В тот вечер Ольга уговорила Евдокию Павловну пойти с нею, и они выбрались на улицу. Немного ослабел мороз, небо затянуло, ни луны, ни звёзд, только шуршала жёсткая позёмка. Ольге показалось, что она даже промёрзла меньше, чем днём, хоть пришлось всё-таки идти к колодцу за водой, а потом к соседке за Витькой. Тот шёл, заплетая ногами, уже наполовину сонный, и Евдокия Павловна подхватила его на руки. Витька разомлел окончательно и пока донесли его до дома, уснул крепко.
Они поужинали картошкой с капустой и взобрались на тёплую печь – две женщины, одна молодая, другая – уже в возрасте, но как оказалось, одинаково несчастные, которых такими сделала война.

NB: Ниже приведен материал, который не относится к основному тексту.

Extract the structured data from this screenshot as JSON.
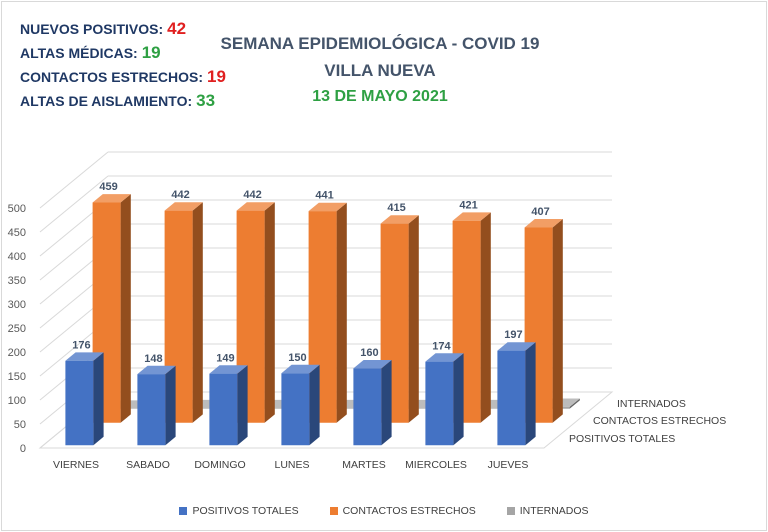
{
  "stats": [
    {
      "label": "NUEVOS POSITIVOS:",
      "value": "42",
      "color": "#e02020"
    },
    {
      "label": "ALTAS MÉDICAS:",
      "value": "19",
      "color": "#2ea043"
    },
    {
      "label": "CONTACTOS ESTRECHOS:",
      "value": "19",
      "color": "#e02020"
    },
    {
      "label": "ALTAS DE AISLAMIENTO:",
      "value": "33",
      "color": "#2ea043"
    }
  ],
  "title_line1": "SEMANA EPIDEMIOLÓGICA - COVID 19",
  "title_line2": "VILLA NUEVA",
  "date": "13 DE MAYO 2021",
  "colors": {
    "title": "#44546a",
    "date": "#2ea043"
  },
  "chart_data": {
    "type": "bar",
    "categories": [
      "VIERNES",
      "SABADO",
      "DOMINGO",
      "LUNES",
      "MARTES",
      "MIERCOLES",
      "JUEVES"
    ],
    "series": [
      {
        "name": "POSITIVOS TOTALES",
        "values": [
          176,
          148,
          149,
          150,
          160,
          174,
          197
        ],
        "color": "#4472c4"
      },
      {
        "name": "CONTACTOS ESTRECHOS",
        "values": [
          459,
          442,
          442,
          441,
          415,
          421,
          407
        ],
        "color": "#ed7d31"
      },
      {
        "name": "INTERNADOS",
        "values": [
          0,
          1,
          1,
          1,
          1,
          1,
          4
        ],
        "color": "#a5a5a5"
      }
    ],
    "yticks": [
      0,
      50,
      100,
      150,
      200,
      250,
      300,
      350,
      400,
      450,
      500
    ],
    "ylim": [
      0,
      500
    ],
    "legend_position": "bottom",
    "depth_axis_labels": [
      "INTERNADOS",
      "CONTACTOS ESTRECHOS",
      "POSITIVOS TOTALES"
    ]
  }
}
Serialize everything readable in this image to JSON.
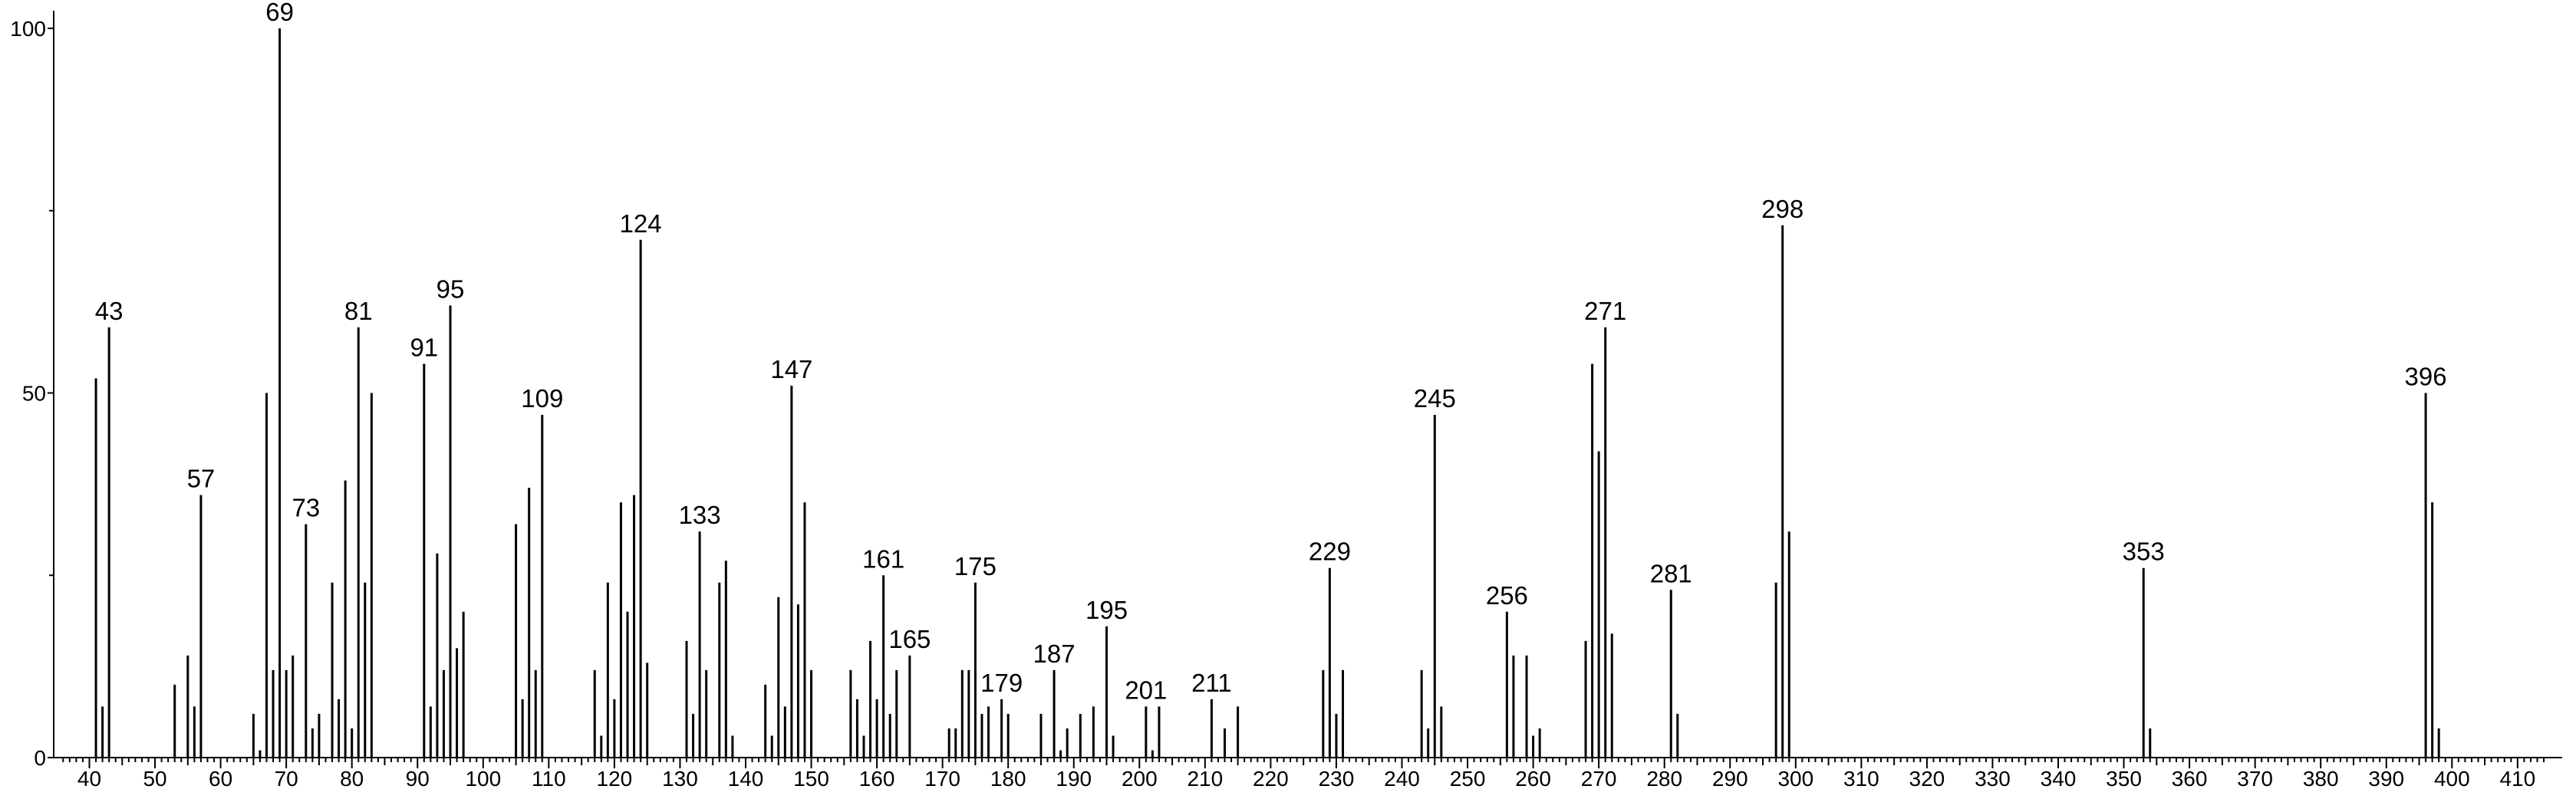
{
  "chart_data": {
    "type": "bar",
    "title": "",
    "xlabel": "",
    "ylabel": "",
    "xlim": [
      36,
      414
    ],
    "ylim": [
      0,
      100
    ],
    "x_ticks_major": [
      40,
      50,
      60,
      70,
      80,
      90,
      100,
      110,
      120,
      130,
      140,
      150,
      160,
      170,
      180,
      190,
      200,
      210,
      220,
      230,
      240,
      250,
      260,
      270,
      280,
      290,
      300,
      310,
      320,
      330,
      340,
      350,
      360,
      370,
      380,
      390,
      400,
      410
    ],
    "y_ticks_labeled": [
      0,
      50,
      100
    ],
    "y_ticks_unlabeled": [
      25,
      75
    ],
    "grid": false,
    "peaks": [
      {
        "x": 41,
        "y": 52
      },
      {
        "x": 42,
        "y": 7
      },
      {
        "x": 43,
        "y": 59
      },
      {
        "x": 53,
        "y": 10
      },
      {
        "x": 55,
        "y": 14
      },
      {
        "x": 56,
        "y": 7
      },
      {
        "x": 57,
        "y": 36
      },
      {
        "x": 65,
        "y": 6
      },
      {
        "x": 66,
        "y": 1
      },
      {
        "x": 67,
        "y": 50
      },
      {
        "x": 68,
        "y": 12
      },
      {
        "x": 69,
        "y": 100
      },
      {
        "x": 70,
        "y": 12
      },
      {
        "x": 71,
        "y": 14
      },
      {
        "x": 73,
        "y": 32
      },
      {
        "x": 74,
        "y": 4
      },
      {
        "x": 75,
        "y": 6
      },
      {
        "x": 77,
        "y": 24
      },
      {
        "x": 78,
        "y": 8
      },
      {
        "x": 79,
        "y": 38
      },
      {
        "x": 80,
        "y": 4
      },
      {
        "x": 81,
        "y": 59
      },
      {
        "x": 82,
        "y": 24
      },
      {
        "x": 83,
        "y": 50
      },
      {
        "x": 91,
        "y": 54
      },
      {
        "x": 92,
        "y": 7
      },
      {
        "x": 93,
        "y": 28
      },
      {
        "x": 94,
        "y": 12
      },
      {
        "x": 95,
        "y": 62
      },
      {
        "x": 96,
        "y": 15
      },
      {
        "x": 97,
        "y": 20
      },
      {
        "x": 105,
        "y": 32
      },
      {
        "x": 106,
        "y": 8
      },
      {
        "x": 107,
        "y": 37
      },
      {
        "x": 108,
        "y": 12
      },
      {
        "x": 109,
        "y": 47
      },
      {
        "x": 117,
        "y": 12
      },
      {
        "x": 118,
        "y": 3
      },
      {
        "x": 119,
        "y": 24
      },
      {
        "x": 120,
        "y": 8
      },
      {
        "x": 121,
        "y": 35
      },
      {
        "x": 122,
        "y": 20
      },
      {
        "x": 123,
        "y": 36
      },
      {
        "x": 124,
        "y": 71
      },
      {
        "x": 125,
        "y": 13
      },
      {
        "x": 131,
        "y": 16
      },
      {
        "x": 132,
        "y": 6
      },
      {
        "x": 133,
        "y": 31
      },
      {
        "x": 134,
        "y": 12
      },
      {
        "x": 136,
        "y": 24
      },
      {
        "x": 137,
        "y": 27
      },
      {
        "x": 138,
        "y": 3
      },
      {
        "x": 143,
        "y": 10
      },
      {
        "x": 144,
        "y": 3
      },
      {
        "x": 145,
        "y": 22
      },
      {
        "x": 146,
        "y": 7
      },
      {
        "x": 147,
        "y": 51
      },
      {
        "x": 148,
        "y": 21
      },
      {
        "x": 149,
        "y": 35
      },
      {
        "x": 150,
        "y": 12
      },
      {
        "x": 156,
        "y": 12
      },
      {
        "x": 157,
        "y": 8
      },
      {
        "x": 158,
        "y": 3
      },
      {
        "x": 159,
        "y": 16
      },
      {
        "x": 160,
        "y": 8
      },
      {
        "x": 161,
        "y": 25
      },
      {
        "x": 162,
        "y": 6
      },
      {
        "x": 163,
        "y": 12
      },
      {
        "x": 165,
        "y": 14
      },
      {
        "x": 171,
        "y": 4
      },
      {
        "x": 172,
        "y": 4
      },
      {
        "x": 173,
        "y": 12
      },
      {
        "x": 174,
        "y": 12
      },
      {
        "x": 175,
        "y": 24
      },
      {
        "x": 176,
        "y": 6
      },
      {
        "x": 177,
        "y": 7
      },
      {
        "x": 179,
        "y": 8
      },
      {
        "x": 180,
        "y": 6
      },
      {
        "x": 185,
        "y": 6
      },
      {
        "x": 187,
        "y": 12
      },
      {
        "x": 188,
        "y": 1
      },
      {
        "x": 189,
        "y": 4
      },
      {
        "x": 191,
        "y": 6
      },
      {
        "x": 193,
        "y": 7
      },
      {
        "x": 195,
        "y": 18
      },
      {
        "x": 196,
        "y": 3
      },
      {
        "x": 201,
        "y": 7
      },
      {
        "x": 202,
        "y": 1
      },
      {
        "x": 203,
        "y": 7
      },
      {
        "x": 211,
        "y": 8
      },
      {
        "x": 213,
        "y": 4
      },
      {
        "x": 215,
        "y": 7
      },
      {
        "x": 228,
        "y": 12
      },
      {
        "x": 229,
        "y": 26
      },
      {
        "x": 230,
        "y": 6
      },
      {
        "x": 231,
        "y": 12
      },
      {
        "x": 243,
        "y": 12
      },
      {
        "x": 244,
        "y": 4
      },
      {
        "x": 245,
        "y": 47
      },
      {
        "x": 246,
        "y": 7
      },
      {
        "x": 256,
        "y": 20
      },
      {
        "x": 257,
        "y": 14
      },
      {
        "x": 259,
        "y": 14
      },
      {
        "x": 260,
        "y": 3
      },
      {
        "x": 261,
        "y": 4
      },
      {
        "x": 268,
        "y": 16
      },
      {
        "x": 269,
        "y": 54
      },
      {
        "x": 270,
        "y": 42
      },
      {
        "x": 271,
        "y": 59
      },
      {
        "x": 272,
        "y": 17
      },
      {
        "x": 281,
        "y": 23
      },
      {
        "x": 282,
        "y": 6
      },
      {
        "x": 297,
        "y": 24
      },
      {
        "x": 298,
        "y": 73
      },
      {
        "x": 299,
        "y": 31
      },
      {
        "x": 353,
        "y": 26
      },
      {
        "x": 354,
        "y": 4
      },
      {
        "x": 396,
        "y": 50
      },
      {
        "x": 397,
        "y": 35
      },
      {
        "x": 398,
        "y": 4
      }
    ],
    "peak_labels": [
      {
        "x": 43,
        "text": "43"
      },
      {
        "x": 57,
        "text": "57"
      },
      {
        "x": 69,
        "text": "69"
      },
      {
        "x": 73,
        "text": "73"
      },
      {
        "x": 81,
        "text": "81"
      },
      {
        "x": 91,
        "text": "91"
      },
      {
        "x": 95,
        "text": "95"
      },
      {
        "x": 109,
        "text": "109"
      },
      {
        "x": 124,
        "text": "124"
      },
      {
        "x": 133,
        "text": "133"
      },
      {
        "x": 147,
        "text": "147"
      },
      {
        "x": 161,
        "text": "161"
      },
      {
        "x": 165,
        "text": "165"
      },
      {
        "x": 175,
        "text": "175"
      },
      {
        "x": 179,
        "text": "179"
      },
      {
        "x": 187,
        "text": "187"
      },
      {
        "x": 195,
        "text": "195"
      },
      {
        "x": 201,
        "text": "201"
      },
      {
        "x": 211,
        "text": "211"
      },
      {
        "x": 229,
        "text": "229"
      },
      {
        "x": 245,
        "text": "245"
      },
      {
        "x": 256,
        "text": "256"
      },
      {
        "x": 271,
        "text": "271"
      },
      {
        "x": 281,
        "text": "281"
      },
      {
        "x": 298,
        "text": "298"
      },
      {
        "x": 353,
        "text": "353"
      },
      {
        "x": 396,
        "text": "396"
      }
    ]
  }
}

У Евдокии Павловны на фронте погиб сын, восемнадцатилетний парнишка, и, может быть, от горького этого известия возникли в уголках рта скорбные морщины, в тонких трещинках, как в овале, глаза, и на лбу несколько озабоченных линий, неизгладимых, на всю оставшуюся жизнь. С мужем у Сидоровой тоже не всё благополучно – на фронте простудился, теперь мается по госпиталям, потому что нет коварнее болезни, чем туберкулёз.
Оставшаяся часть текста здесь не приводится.